Umfrage in Europa
Deutsche zahlen Spitzenpreise für Strom

Die Strompreise für Industrie und Privathaushalte in Deutschland liegen im europäischen Vergleich weiter in der Spitzengruppe. Das zeigt eine aktuelle Umfrage des Fachmagazins „Energie Informationsdienst“ (EID). Allerdings steigen die Preise inzwischen langsamer als in vielen anderen Staaten.

juf DÜSSELDORF. Zudem sind die staatlichen Abgaben überdurchschnittlich hoch. Der EID lässt vierteljährlich vom Londoner Beratungsunternehmen Energy Advice in zwölf westeuropäischen Staaten repräsentative Energiepreise erheben. Die Ergebnisse geben den Kritikern an den anhaltenden Preissteigerungen in Deutschland Argumentationshilfen. Während die Energiekonzerne auf steigende Kosten verweisen, werfen Industrievertreter, Verbraucherschützer und Politiker der Branche vor, ihre Marktmacht auszunutzen. In der vergangenen Woche beantragten hunderte Versorger zum Jahreswechsel erneut höhere Stromtarife für Privatkunden. Bereits im Oktober rollt zudem die nächste Gaspreiswelle an. Und auch Industriekunden klagen über stetig steigende Energiekosten.

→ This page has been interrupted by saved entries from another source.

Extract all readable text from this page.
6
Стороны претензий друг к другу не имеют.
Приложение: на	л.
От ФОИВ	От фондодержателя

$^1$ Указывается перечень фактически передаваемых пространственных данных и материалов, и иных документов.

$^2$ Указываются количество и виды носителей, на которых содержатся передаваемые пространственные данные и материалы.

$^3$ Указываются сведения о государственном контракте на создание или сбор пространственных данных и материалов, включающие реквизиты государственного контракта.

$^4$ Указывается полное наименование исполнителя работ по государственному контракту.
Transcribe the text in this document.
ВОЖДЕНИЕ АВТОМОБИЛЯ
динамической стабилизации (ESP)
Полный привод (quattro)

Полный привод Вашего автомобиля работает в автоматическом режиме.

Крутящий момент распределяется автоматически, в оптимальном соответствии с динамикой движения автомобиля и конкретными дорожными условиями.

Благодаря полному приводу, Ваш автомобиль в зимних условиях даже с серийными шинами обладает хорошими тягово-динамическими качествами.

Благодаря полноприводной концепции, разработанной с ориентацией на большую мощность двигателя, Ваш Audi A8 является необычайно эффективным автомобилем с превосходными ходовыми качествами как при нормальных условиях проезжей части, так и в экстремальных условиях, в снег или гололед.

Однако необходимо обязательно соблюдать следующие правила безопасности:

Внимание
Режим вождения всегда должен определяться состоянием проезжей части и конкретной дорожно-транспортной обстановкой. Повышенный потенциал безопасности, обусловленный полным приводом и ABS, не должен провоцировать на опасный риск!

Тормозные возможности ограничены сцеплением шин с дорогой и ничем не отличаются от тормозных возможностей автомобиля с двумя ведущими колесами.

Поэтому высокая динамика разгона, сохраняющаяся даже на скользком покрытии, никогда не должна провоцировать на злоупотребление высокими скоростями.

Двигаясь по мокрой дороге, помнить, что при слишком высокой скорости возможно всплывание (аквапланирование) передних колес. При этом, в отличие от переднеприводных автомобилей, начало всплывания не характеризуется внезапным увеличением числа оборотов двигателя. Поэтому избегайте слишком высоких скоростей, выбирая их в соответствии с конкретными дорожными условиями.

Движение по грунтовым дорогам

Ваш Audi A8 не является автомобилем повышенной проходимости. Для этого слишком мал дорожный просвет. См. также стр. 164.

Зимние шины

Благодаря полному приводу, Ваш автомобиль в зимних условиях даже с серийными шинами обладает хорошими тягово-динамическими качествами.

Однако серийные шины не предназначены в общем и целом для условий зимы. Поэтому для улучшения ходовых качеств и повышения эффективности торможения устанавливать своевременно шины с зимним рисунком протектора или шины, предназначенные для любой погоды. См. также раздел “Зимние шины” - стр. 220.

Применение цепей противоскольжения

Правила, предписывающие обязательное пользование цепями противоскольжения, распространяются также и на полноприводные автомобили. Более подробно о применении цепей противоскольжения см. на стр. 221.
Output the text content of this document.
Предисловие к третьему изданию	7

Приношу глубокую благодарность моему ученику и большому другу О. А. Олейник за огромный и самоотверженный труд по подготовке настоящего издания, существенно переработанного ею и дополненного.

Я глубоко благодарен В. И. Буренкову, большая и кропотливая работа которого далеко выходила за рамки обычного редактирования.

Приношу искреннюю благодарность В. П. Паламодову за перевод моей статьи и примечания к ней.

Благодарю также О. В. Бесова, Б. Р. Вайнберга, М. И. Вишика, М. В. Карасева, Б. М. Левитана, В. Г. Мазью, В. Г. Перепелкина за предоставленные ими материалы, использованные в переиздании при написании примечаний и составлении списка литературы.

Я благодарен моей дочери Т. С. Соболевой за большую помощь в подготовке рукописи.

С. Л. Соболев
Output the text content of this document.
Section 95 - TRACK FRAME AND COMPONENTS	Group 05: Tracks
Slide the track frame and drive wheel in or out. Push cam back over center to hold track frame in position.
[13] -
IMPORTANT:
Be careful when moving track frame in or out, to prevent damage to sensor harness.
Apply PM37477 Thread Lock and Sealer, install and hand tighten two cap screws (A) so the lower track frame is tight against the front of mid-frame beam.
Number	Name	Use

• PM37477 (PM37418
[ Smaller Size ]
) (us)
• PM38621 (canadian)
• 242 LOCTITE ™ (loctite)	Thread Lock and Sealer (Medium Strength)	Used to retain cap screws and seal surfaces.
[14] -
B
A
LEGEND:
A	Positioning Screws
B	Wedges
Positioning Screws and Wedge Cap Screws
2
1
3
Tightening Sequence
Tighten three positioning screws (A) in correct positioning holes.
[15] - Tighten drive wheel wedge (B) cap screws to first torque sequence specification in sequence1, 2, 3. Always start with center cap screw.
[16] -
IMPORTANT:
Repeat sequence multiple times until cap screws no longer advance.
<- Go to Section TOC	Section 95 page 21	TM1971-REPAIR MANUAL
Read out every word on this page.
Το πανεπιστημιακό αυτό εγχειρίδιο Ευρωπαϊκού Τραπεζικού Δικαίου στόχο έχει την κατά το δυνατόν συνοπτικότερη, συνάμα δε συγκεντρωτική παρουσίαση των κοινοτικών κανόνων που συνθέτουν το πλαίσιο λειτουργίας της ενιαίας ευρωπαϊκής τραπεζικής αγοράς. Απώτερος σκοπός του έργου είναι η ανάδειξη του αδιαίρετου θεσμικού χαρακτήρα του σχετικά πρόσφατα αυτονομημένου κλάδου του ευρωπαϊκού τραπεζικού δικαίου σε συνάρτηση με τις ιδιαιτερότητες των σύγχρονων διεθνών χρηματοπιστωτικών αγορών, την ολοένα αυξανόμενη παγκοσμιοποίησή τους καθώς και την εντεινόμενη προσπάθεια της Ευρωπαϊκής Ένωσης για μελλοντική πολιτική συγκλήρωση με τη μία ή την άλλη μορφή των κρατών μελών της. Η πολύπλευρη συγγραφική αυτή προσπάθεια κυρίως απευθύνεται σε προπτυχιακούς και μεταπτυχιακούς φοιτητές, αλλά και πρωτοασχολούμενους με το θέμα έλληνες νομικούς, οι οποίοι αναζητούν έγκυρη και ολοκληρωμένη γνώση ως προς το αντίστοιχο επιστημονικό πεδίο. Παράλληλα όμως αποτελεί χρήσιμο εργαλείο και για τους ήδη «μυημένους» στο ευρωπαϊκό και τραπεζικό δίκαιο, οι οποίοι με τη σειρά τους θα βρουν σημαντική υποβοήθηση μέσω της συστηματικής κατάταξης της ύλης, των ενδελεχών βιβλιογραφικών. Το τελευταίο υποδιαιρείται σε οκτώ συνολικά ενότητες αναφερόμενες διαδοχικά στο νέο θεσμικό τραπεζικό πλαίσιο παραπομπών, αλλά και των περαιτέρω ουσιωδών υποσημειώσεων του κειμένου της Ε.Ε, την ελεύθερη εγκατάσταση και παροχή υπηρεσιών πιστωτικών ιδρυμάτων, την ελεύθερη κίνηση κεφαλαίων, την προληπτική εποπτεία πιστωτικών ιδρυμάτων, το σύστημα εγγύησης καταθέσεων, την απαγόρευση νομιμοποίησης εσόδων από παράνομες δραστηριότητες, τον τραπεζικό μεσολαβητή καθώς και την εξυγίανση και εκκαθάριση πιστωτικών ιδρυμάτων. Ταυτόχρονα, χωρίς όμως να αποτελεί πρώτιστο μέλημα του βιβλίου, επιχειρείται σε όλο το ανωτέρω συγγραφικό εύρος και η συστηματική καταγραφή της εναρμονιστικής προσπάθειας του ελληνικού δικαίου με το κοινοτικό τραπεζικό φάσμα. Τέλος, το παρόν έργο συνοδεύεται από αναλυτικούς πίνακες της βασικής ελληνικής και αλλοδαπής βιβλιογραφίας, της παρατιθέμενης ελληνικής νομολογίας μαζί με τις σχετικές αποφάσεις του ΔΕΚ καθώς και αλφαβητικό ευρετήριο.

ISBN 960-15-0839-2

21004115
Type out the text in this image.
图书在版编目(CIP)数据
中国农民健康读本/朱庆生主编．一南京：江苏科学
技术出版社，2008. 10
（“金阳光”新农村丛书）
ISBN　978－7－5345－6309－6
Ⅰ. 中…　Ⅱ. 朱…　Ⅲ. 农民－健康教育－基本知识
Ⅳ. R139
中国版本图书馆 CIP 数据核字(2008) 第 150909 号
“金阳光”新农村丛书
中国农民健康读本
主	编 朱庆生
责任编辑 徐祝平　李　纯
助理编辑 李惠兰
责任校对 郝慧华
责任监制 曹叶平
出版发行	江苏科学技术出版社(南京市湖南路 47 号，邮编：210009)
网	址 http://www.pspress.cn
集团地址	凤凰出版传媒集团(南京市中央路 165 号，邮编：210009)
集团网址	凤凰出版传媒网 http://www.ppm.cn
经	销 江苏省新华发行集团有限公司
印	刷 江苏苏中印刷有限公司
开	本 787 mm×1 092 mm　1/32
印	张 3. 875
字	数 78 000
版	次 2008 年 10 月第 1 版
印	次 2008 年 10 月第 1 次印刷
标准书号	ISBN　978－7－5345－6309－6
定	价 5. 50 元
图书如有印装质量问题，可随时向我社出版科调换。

Der Umfrage zufolge zahlte ein durchschnittlicher Privathaushalt mit einem Verbrauch von 3 500 Kilowattstunden pro Jahr im Juli für eine Kilowattstunde Strom 19,83 Cent – inklusive aller Steuern und Abgaben. Nur in Dänemark, Italien und den Niederlanden müssen die Kunden mehr bezahlen. Der Vergleich falle noch deutlicher aus, wenn die neuen EU-Mitgliedstaaten miteinbezogen würden. In neun der zehn Staaten liege das Preisniveau zum Teil deutlich niedriger als in Deutschland.

Damit relativieren sich Aussagen des Verbandes der Elektrizitätswirtschaft (VDEW), der noch in der vergangenen Woche erklärt hatte, die deutschen Preise lägen europaweit nur im Mittelfeld. Der VDEW bezog sich dabei aber nur auf die Zuwachsrate, nicht auf die absolute Höhe.

Tatsächlich können die deutschen Stromversorger nur vergleichsweise geringe Steigerungen durchsetzen. Die Tarife für Privatkunden notierten der EID-Umfrage zufolge im Juli nur um fünf Prozent höher als ein Jahr zuvor, während der Anstieg in Großbritannien, Italien und den Niederlanden zwischen 15 und 25 Prozent lag. In Deutschland hatten die Wirtschaftsministerien in den Bundesländern zum Jahreswechsel zahlreiche Anträge gekürzt und haben ein ähnlich rigoroses Vorgehen auch schon für 2007 angekündigt.

Ähnlich sieht es bei den Industriepreisen aus. Je nach Abnahmemenge lag Deutschland im Juli im Vergleich der zwölf westeuropäischen Länder auf dem dritten oder vierten Rang. Seit Juli 2005 haben sich die Preise allerdings nur um sieben Prozent nach oben bewegt. In den meisten anderen Ländern lag die Zuwachsrate dagegen zwischen zehn und 25 Prozent, in Großbritannien und Italien sogar je nach Abnahmemenge des Kunden zwischen 30 und 45 Prozent. Beide Länder waren besonders stark vom Anstieg der Gasimportpreise betroffen.